Catherine Eaton

Tiny Stories, Tiny Tales

The decay of anxiety

It has been another wonderful end-of-the-summer day. I went out on a two block walk and the thing that most caught my attention was the wind rustling the leaves. Now, most of the leaves are green though a few forlorn apple trees have lost their dressings, but most of the green maples just shift their leaves in the wind and I look up, catching the underside of seeds yet to twirl down on us.
The wind does move. It is definitely time when feelings are changing and the maples and the oaks and the cottonwoods are anticipating the upcoming autumn. For when the wind passes through the trees, it sounds like all sorts of dryness and I expect a dozen leaves to come lazily catching in my hair after a descent- but they don’t. So it’s some sort of secret that all of us are hiding, this anticipation of the upcoming cold. We whisper it between ourselves but no one says anything outright about it yet. Except the apple trees and they look very bare and quite neglected. They rushed to the party and now they’re burrowing into their darker thoughts, sitting the evening out.
I took another walk this evening, this time, a very short walk. I can’t walk very far still but that’s okay.
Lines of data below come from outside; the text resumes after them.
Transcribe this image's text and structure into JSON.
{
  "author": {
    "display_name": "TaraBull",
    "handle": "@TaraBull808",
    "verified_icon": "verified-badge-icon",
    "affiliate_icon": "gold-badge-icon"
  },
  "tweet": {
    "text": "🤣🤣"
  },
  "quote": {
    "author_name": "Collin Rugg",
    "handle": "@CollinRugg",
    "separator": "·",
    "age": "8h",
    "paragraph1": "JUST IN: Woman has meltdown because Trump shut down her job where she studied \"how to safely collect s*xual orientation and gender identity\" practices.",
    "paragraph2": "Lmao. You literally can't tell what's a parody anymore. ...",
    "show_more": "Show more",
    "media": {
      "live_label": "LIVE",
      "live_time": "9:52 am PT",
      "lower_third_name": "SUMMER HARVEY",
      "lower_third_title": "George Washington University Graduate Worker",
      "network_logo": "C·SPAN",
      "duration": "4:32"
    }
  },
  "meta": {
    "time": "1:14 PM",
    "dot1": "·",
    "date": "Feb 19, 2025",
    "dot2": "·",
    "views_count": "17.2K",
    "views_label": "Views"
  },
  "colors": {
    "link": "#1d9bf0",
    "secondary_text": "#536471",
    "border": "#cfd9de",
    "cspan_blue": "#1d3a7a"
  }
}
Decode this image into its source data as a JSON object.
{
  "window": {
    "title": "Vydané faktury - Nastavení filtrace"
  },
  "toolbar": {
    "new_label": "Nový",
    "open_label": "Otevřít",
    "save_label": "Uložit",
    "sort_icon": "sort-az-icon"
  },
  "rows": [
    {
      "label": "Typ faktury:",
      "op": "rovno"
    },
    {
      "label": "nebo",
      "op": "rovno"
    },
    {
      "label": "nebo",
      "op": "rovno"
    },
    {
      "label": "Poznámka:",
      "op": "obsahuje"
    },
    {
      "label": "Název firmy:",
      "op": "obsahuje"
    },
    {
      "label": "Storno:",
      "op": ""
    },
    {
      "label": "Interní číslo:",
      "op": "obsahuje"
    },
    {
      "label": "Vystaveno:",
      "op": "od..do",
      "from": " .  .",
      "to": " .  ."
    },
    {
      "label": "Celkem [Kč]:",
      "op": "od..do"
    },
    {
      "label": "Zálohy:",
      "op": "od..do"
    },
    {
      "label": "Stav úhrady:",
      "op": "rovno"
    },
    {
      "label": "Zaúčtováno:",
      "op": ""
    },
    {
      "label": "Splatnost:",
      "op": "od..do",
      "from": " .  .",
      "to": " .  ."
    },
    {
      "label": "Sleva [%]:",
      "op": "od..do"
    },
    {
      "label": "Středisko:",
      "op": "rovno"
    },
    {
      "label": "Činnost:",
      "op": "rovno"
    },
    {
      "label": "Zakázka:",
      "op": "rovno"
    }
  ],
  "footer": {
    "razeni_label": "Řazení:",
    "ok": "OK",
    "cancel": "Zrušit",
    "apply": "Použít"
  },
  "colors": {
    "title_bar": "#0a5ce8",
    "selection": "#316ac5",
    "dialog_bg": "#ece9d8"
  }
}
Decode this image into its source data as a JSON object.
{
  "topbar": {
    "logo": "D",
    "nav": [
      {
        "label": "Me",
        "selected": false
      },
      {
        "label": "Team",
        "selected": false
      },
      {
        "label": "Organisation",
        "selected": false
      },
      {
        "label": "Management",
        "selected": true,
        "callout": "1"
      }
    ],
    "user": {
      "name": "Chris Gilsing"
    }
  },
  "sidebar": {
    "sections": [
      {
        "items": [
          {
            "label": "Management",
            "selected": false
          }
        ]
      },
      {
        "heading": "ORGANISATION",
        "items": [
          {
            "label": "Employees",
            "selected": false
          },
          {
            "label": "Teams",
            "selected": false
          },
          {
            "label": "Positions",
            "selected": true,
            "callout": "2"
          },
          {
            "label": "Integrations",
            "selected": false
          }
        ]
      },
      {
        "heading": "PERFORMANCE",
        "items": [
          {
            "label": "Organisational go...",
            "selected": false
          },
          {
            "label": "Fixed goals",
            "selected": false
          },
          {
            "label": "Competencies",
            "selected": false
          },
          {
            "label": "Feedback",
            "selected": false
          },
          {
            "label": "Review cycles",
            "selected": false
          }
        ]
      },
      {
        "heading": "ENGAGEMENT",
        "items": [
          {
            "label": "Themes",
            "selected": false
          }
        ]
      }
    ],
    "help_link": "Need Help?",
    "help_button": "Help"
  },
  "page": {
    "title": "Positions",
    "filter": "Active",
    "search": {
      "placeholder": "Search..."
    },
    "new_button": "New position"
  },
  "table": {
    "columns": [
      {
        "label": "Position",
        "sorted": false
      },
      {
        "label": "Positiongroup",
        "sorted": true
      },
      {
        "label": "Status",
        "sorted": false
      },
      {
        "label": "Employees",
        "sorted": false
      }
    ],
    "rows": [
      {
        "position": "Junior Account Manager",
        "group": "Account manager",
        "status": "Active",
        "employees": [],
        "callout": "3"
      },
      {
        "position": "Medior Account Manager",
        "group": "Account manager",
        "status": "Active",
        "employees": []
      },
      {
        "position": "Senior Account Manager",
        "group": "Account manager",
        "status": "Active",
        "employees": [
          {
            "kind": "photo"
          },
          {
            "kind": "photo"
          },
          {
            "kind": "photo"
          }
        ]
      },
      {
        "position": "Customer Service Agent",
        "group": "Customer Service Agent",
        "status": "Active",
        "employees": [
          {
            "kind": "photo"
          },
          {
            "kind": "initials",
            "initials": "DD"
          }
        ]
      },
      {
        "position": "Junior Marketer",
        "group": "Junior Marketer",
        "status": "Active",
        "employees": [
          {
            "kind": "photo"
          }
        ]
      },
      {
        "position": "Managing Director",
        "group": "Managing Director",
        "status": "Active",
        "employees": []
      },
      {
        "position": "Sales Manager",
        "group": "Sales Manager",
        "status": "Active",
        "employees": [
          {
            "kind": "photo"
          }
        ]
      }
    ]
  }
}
I can still roam around a little. In my thoughts were possible avenues of escape when a sort of soft-edged anxiety comes bumbling around in my head. It’s not a large sort of panic, really. It’s the grandmother-ly type, the type my mother’s mother and my mother’s grandmother were notorious for. Their mantra was “oh dear, oh dear, oh dear”, in soft sweet chiming tones. My own form of anxiety is something akin to it. It’s the side glance of everything around me. The possible diminish and demise of toilet paper is peril fraught, the cat fur in the carpet is a growing outrage. The dvds taken out from the library cease to be entertainment and turn into duty and the delightful books, that promised so much when I took them from the shelves are now heavy tomes bound around my neck. The simplest, the nicest things turn into chores and it seems that so often, I go around with ashes in my mouth. I throw away so much energy towards work and then stumble around, frantically cleaning and sorting and cleaning and reading and knitting and watching and…everything is a chore. Ashes in the mouth.
And now, it seems, that recovery is like recovery always is: telling yourself something else very distinctly and sticking to it. For me, it is something like…”everything is just fine. Everything has a place.” and pointedly thinking of something else, like a funny line from a book or a particularly nice flower I saw. It’s almost maddening how simple it is to fight anxiety. There’s no artillery, no flying bombs, no helicopters with black suited people getting out with state-of-the-art rifles. It’s just thinking differently and being stubborn about it. And already, just from a simple walk and a simple plan, I was reading an old addition of my favorite magazine and it hit me: “It is pleasant knowing that there are things to do.” It is pleasant knowing that I have to prune the rose bush, sweep the kitchen floor, figure out what to do with my mini shelves that sit out in the rain. It’s not like anything is going anywhere- the rose sure isn’t and the dirt on the kitchen floor is resolved to stick around and the shelves don’t scream in the rain.
If I feel this way tomorrow I don't know, but it is a start.